Nesse contexto, Rabahi vê na pandemia uma oportunidade. “O medo de ser infectado com um vírus capaz de afetar pulmões já fragilizados fez muitos pacientes valorizarem o cuidado com a DPOC. Eles aderiram mais aos remédios, tomaram as vacinas, evitaram se expor sem necessidade”, diz.
Uma baita notícia, se pensarmos que a vacinação e o uso dos remédios de rotina minimizam as exacerbações, as crises mais intensas da doença.
Só que essas mudanças não podem parar por aí, ou engatar a marcha a ré. É hora de os brasileiros tirarem a cortina de fumaça sobre a DPOC.

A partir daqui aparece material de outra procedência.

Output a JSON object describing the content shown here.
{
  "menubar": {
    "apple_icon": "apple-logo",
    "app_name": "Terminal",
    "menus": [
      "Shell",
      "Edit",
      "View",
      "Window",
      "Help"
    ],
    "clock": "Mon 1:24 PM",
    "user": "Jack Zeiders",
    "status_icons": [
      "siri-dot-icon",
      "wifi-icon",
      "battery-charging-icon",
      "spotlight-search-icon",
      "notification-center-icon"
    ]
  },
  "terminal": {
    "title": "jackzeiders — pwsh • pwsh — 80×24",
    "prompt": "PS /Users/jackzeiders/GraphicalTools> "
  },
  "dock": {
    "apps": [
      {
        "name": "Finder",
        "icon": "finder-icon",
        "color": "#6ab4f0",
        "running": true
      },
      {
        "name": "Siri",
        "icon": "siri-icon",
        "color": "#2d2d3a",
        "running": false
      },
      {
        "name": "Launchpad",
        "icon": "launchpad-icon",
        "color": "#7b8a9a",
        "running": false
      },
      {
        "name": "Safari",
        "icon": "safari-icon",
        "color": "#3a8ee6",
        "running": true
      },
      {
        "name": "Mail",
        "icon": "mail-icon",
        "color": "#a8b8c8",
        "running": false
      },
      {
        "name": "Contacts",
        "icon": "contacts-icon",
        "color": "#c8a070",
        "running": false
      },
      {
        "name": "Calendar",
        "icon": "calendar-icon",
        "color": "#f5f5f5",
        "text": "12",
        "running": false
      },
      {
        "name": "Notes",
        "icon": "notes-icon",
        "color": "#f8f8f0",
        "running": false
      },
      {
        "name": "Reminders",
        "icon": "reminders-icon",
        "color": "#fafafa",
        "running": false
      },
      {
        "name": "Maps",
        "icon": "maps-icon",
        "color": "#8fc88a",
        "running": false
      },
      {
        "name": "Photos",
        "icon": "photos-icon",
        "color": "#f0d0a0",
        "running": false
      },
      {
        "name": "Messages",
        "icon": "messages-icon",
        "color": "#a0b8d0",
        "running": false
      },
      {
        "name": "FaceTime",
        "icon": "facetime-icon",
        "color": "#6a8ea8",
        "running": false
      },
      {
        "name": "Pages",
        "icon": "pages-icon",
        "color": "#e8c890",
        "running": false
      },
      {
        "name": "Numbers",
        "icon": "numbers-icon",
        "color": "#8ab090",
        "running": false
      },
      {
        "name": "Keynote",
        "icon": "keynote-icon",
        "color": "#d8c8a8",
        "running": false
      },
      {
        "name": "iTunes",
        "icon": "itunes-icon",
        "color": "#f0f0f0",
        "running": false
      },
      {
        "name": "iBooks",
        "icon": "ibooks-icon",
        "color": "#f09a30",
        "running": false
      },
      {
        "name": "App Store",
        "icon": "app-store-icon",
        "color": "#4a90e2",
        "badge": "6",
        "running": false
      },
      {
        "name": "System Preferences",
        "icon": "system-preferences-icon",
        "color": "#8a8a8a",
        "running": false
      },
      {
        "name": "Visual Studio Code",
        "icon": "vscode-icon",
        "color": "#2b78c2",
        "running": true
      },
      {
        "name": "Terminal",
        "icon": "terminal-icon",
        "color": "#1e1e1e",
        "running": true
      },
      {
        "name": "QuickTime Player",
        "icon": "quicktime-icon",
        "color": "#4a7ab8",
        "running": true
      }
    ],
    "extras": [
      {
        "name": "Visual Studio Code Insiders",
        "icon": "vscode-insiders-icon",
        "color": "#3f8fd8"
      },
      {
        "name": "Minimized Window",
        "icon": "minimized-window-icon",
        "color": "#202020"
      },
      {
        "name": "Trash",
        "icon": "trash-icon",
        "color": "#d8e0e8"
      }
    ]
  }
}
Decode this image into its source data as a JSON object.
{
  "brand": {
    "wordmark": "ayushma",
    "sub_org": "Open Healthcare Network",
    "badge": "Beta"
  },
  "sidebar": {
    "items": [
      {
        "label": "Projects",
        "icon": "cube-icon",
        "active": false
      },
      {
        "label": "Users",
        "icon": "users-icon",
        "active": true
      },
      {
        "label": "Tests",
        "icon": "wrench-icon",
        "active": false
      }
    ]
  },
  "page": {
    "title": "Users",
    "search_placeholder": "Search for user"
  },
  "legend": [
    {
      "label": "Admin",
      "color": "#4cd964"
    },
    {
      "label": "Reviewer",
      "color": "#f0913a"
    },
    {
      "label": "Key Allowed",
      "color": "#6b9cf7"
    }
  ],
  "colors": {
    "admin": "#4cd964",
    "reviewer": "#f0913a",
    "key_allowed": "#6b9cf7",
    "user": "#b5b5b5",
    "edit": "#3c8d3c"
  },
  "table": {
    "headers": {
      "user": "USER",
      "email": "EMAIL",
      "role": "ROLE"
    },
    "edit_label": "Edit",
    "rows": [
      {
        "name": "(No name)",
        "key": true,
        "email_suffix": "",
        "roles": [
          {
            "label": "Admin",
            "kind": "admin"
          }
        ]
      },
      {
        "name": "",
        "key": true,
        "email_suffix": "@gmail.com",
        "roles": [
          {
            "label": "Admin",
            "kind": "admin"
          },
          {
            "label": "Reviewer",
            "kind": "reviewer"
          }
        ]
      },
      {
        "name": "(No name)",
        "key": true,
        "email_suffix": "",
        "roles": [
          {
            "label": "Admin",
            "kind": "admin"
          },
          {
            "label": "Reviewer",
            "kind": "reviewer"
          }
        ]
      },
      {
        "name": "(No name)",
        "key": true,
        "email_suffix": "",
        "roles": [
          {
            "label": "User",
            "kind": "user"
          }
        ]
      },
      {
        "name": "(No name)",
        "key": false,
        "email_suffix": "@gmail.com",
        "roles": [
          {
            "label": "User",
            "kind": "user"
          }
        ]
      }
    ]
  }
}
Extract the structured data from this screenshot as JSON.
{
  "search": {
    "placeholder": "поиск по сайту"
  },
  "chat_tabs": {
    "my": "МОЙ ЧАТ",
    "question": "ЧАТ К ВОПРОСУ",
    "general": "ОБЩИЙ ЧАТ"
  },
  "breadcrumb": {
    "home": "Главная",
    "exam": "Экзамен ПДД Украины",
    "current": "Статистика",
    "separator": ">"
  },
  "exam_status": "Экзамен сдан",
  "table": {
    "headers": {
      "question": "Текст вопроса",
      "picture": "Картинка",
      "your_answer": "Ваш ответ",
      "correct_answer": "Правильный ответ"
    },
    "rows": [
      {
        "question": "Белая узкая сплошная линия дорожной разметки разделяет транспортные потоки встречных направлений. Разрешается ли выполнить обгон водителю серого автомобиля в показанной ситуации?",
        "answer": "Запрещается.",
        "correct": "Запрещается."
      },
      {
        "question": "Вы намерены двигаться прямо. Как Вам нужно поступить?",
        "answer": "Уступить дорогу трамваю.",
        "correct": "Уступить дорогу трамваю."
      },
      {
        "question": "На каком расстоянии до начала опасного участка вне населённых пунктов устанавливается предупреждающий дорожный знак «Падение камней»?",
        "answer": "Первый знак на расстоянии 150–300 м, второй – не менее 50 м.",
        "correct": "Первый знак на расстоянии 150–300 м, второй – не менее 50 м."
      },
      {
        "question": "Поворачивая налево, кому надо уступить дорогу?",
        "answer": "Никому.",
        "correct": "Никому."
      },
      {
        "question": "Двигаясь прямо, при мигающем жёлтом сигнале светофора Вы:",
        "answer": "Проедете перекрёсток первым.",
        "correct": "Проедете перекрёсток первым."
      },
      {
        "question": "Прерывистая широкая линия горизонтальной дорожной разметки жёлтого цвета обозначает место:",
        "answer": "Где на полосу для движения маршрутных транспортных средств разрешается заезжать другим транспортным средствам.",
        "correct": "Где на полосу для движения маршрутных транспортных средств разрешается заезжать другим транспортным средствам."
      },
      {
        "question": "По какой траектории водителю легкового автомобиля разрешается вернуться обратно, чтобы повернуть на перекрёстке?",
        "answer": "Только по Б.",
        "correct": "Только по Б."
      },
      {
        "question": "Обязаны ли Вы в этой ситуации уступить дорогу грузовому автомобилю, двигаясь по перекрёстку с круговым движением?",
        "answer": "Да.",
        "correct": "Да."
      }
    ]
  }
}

O leque de medicamentos contra a DPOC cresceu nos últimos anos, inclusive o que é fornecido pelo SUS. Para começar, há os broncodilatadores inalatórios, aplicados de forma preventiva para reduzir os sintomas e o risco de exacerbações. “Mas é importante saber usar os inaladores. Do contrário, o remédio não vai parar nos pulmões”, avisa Cançado. Durante uma crise, no entanto, medicações mais potentes e corticoides são receitados para promover um alívio rápido. No mais, é fundamental avaliar (e tratar) o que pode estar agravando a DPOC. Males como insuficiência cardíaca e infecções pioram as coisas, por exemplo. Em quadros mais graves, o suporte de oxigênio se torna imprescindível.